Der Orthopäde 11/2019

Chondrokalzinose: Idiopathisch oder Manifestation seltener metabolischer Erkrankungen?

Zeitschrift:
Der Orthopäde > Ausgabe 11/2019
Autoren:
Dr. J. Knitza, A. Kleyer, G. Schett, B. Manger

Zusammenfassung

Die Verkalkung von hyalinem Knorpel und/oder Faserknorpel in Gelenken wird als Chondrokalzinose bezeichnet und resultiert aus der Ablagerung von Kalziumpyrophosphat-Kristallen. Klinisch kann dies zu einer akuten Arthritis ähnlich einem Gichtanfall („Pseudogicht“) führen, aber auch chronische oder komplett asymptomatische Verlaufsformen sind möglich. Mit zunehmendem Lebensalter steigt die Prävalenz der Chondrokalzinose, sodass im Röntgenbild oder sonographisch entdeckte Knorpelverkalkungen häufig harmlose Zufallsbefunde, etwa bei Abklärung einer degenerativen Gelenkerkrankung, sind.

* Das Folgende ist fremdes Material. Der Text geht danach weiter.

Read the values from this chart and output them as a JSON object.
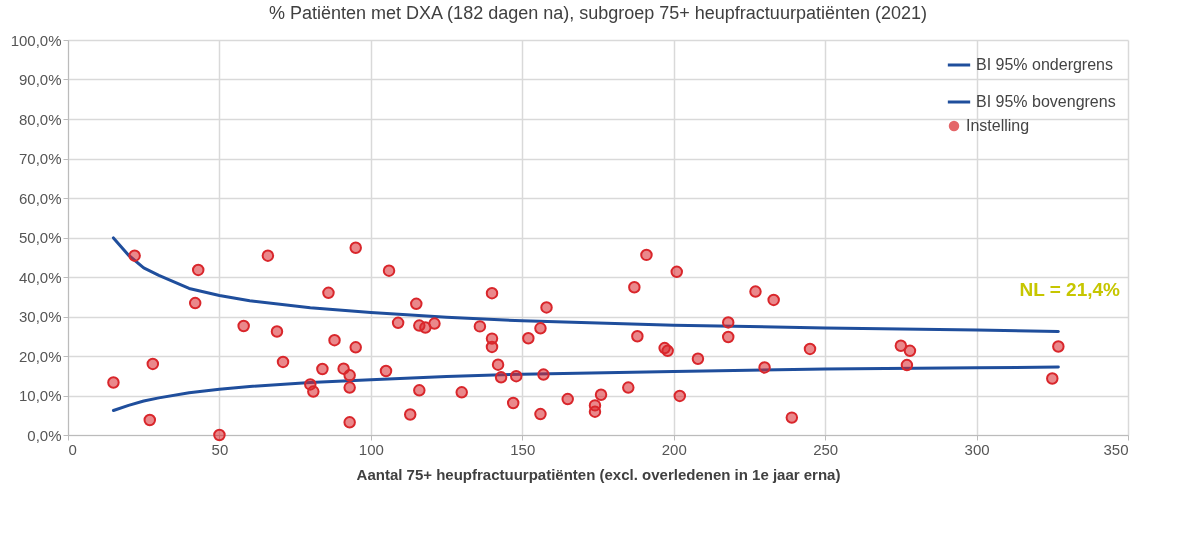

Allerdings kann eine Chondrokalzinose, besonders bei Patienten vor dem 60. Lebensjahr, auch Symptom einer zugrundeliegenden Stoffwechselerkrankung sein. Auf diese seltenen Erkrankungen und auf ungewöhnliche Manifestationen der Chondrokalzinose wird in diesem Übersichtsartikel besonders eingegangen.